Chen Xiaodong, VP of Alibaba and CEO of InTime, speaks with Arjun Kharpal of CNBC at the opening speeches of the CNBC East Tech West Conference on November 17, 2020 in Nansha, Guangzhou, China.
Zhong Zhi | Getty Images
After the coronavirus pandemic, China’s consumers are spending less time shopping – but they are spending more money than before, according to a CEO of an Alibaba-owned company.
Chinese buyers are particularly willing to pay big bucks for luxury goods and cosmetics, InTime CEO Chen Xiaodong said Tuesday. His remarks came during CNBC’s annual East Tech West Conference, held this year both remotely and on-site in Guangzhou’s Nansha district, China.
InTime is one of the largest department store operators in China and was taken over by the technology pig Alibaba in 2017.
“The consumer intent is still there. People want to spend more money compared to last year, but the time they spend on a shopping trip (has been reduced),” he told CNBC’s Arjun Kharpal the opening speech of the conference.
Earlier this year, InTime temporarily closed 65 of its stores for a few weeks when China was put on hold for fighting the pandemic.
During that time, the company was able to leverage Alibaba’s e-commerce expertise and logistics to move its sales to the internet.

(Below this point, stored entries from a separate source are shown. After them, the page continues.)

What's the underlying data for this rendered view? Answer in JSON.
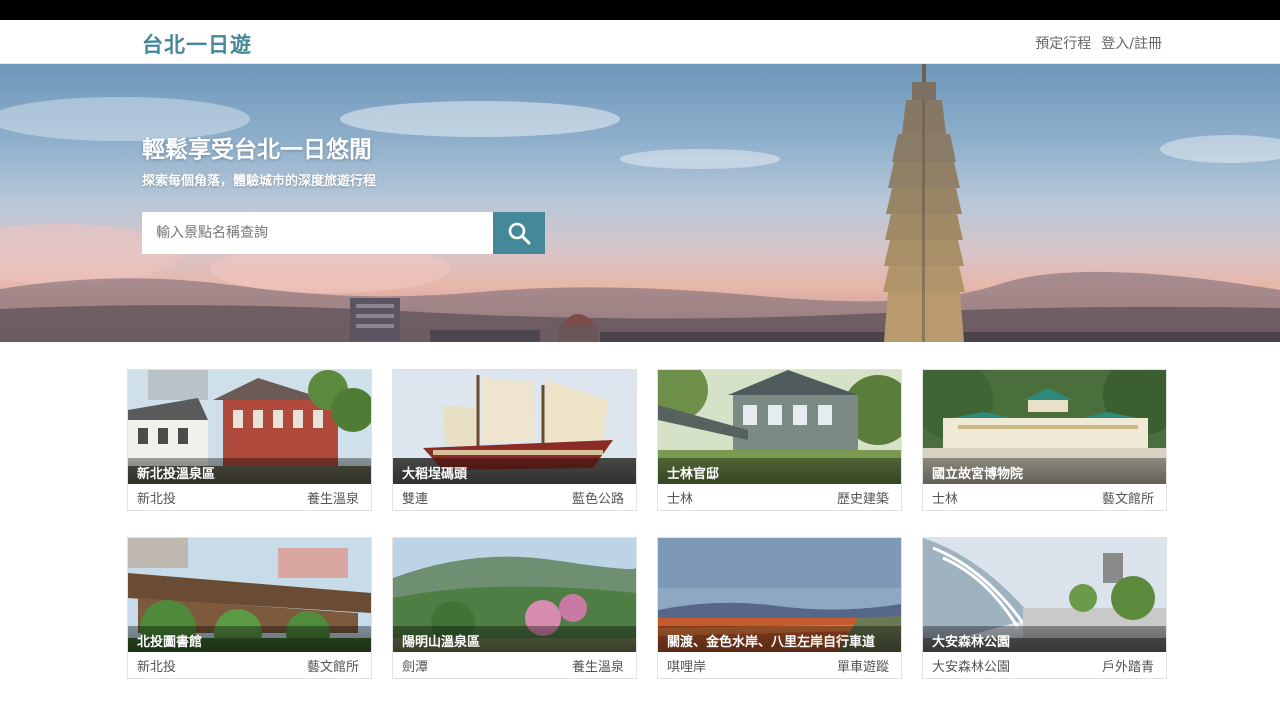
{
  "app": {
    "logo": "台北一日遊",
    "nav": [
      "預定行程",
      "登入/註冊"
    ]
  },
  "hero": {
    "title": "輕鬆享受台北一日悠閒",
    "subtitle": "探索每個角落，體驗城市的深度旅遊行程",
    "search_placeholder": "輸入景點名稱查詢"
  },
  "icons": {
    "search": "search-icon"
  },
  "colors": {
    "accent": "#448899"
  },
  "attractions": [
    {
      "name": "新北投溫泉區",
      "area": "新北投",
      "category": "養生溫泉"
    },
    {
      "name": "大稻埕碼頭",
      "area": "雙連",
      "category": "藍色公路"
    },
    {
      "name": "士林官邸",
      "area": "士林",
      "category": "歷史建築"
    },
    {
      "name": "國立故宮博物院",
      "area": "士林",
      "category": "藝文館所"
    },
    {
      "name": "北投圖書館",
      "area": "新北投",
      "category": "藝文館所"
    },
    {
      "name": "陽明山溫泉區",
      "area": "劍潭",
      "category": "養生溫泉"
    },
    {
      "name": "關渡、金色水岸、八里左岸自行車道",
      "area": "唭哩岸",
      "category": "單車遊蹤"
    },
    {
      "name": "大安森林公園",
      "area": "大安森林公園",
      "category": "戶外踏青"
    }
  ]
}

InTime used Alibaba’s live streaming platform Taobao Live, to increase the number of streams where viewers had the opportunity to place orders directly from Intime’s online shop. Several thousand salespeople from the physical stores are said to have been registered as live streaming hosts to simplify the streams.
Chen said that InTime had already picked up on trends around online shopping such as live streaming before the pandemic. The virus merely “accelerated the digitization process for physical stores,” he said.
With the pandemic now relatively under control in China, customers are slow to return to physical stores for security reasons, Chen said. He added that sales have rebounded from a year ago and about 20% of these currently come from the Internet.
However, InTime has no plans to push customers in one direction – either the physical stores or the online store. According to Chen, it depends on people’s habits. However, he pointed out that live streaming has its advantages when a sales rep can potentially serve a thousand or 10,000 people simultaneously over the stream while in the physical store they can only serve a handful of customers at a time.
“Well, it’s very convenient,” said Chen.
China’s retail sales in October continued their upward trend, increasing 4.3% year over year as more consumers opened their wallets. While the number fell short of analysts’ expectations, it still grew faster than its 3.3% surge in September.